Show that all prime ideals of $\mathbb Z[\sqrt {-3}]$ are maximal

Question

How to show that all prime ideals of $\mathbb Z[\sqrt {-3}]$ are maximal?

My attempt:

$\mathbb Z[\sqrt {-3}]\cong \mathbb Z[x]/(x^2+3)$

Let p be prime ideal of $\mathbb Z[\sqrt {-3}]$

SO $\mathbb Z[\sqrt {-3}]/(p(x))$ is integral domain

I could not prove but I think it will be finite.

So it will be field so p become maximal ideal .

Please Help me show above claim

Any Help will be appreciated

Answer 1

You need to exclude the zero ideal: it is prime but not maximal.

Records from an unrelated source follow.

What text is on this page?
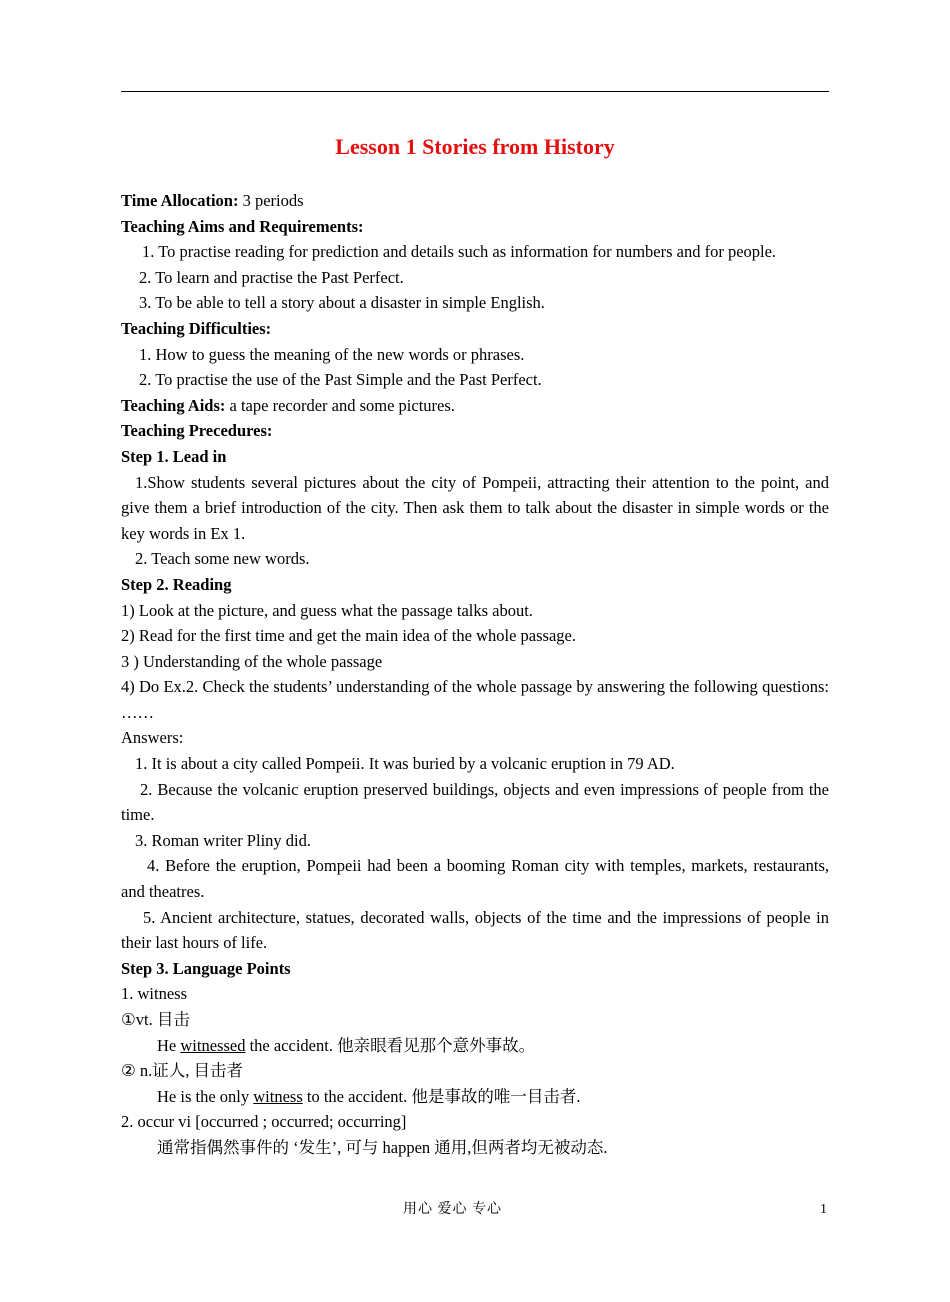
Lesson 1 Stories from History
Time Allocation: 3 periods
Teaching Aims and Requirements:
1. To practise reading for prediction and details such as information for numbers and for people.
2. To learn and practise the Past Perfect.
3. To be able to tell a story about a disaster in simple English.
Teaching Difficulties:
1. How to guess the meaning of the new words or phrases.
2. To practise the use of the Past Simple and the Past Perfect.
Teaching Aids: a tape recorder and some pictures.
Teaching Precedures:
Step 1. Lead in
1.Show students several pictures about the city of Pompeii, attracting their attention to the point, and give them a brief introduction of the city. Then ask them to talk about the disaster in simple words or the key words in Ex 1.
2. Teach some new words.
Step 2. Reading
1) Look at the picture, and guess what the passage talks about.
2) Read for the first time and get the main idea of the whole passage.
3 ) Understanding of the whole passage
4) Do Ex.2. Check the students’ understanding of the whole passage by answering the following questions: ……
Answers:
1. It is about a city called Pompeii. It was buried by a volcanic eruption in 79 AD.
2. Because the volcanic eruption preserved buildings, objects and even impressions of people from the time.
3. Roman writer Pliny did.
4. Before the eruption, Pompeii had been a booming Roman city with temples, markets, restaurants, and theatres.
5. Ancient architecture, statues, decorated walls, objects of the time and the impressions of people in their last hours of life.
Step 3. Language Points
1. witness
①vt. 目击
He witnessed the accident. 他亲眼看见那个意外事故。
② n.证人, 目击者
He is the only witness to the accident. 他是事故的唯一目击者.
2. occur vi [occurred ; occurred; occurring]
通常指偶然事件的 ‘发生’, 可与 happen 通用,但两者均无被动态.
用心 爱心 专心	1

If $I$ is a nonzero ideal of $R=\Bbb Z[\sqrt{-3}]$, then $I$ has finite index in $R$, so $R/I$ is a finite ring.

An ideal $I$ in a commutative ring $R$ is maximal iff $R/I$ is a field and is prime iff $R/I$ is an integral domain.

A finite integral domain is a field, by a well-known theorem, so in our example, if $I$ is a non-zero prime ideal, then $R/I$ is an integral domain, so $R/I$ is a field, and $I$ must be maximal.

This argument also works when $R$ any order in an algebraic number field.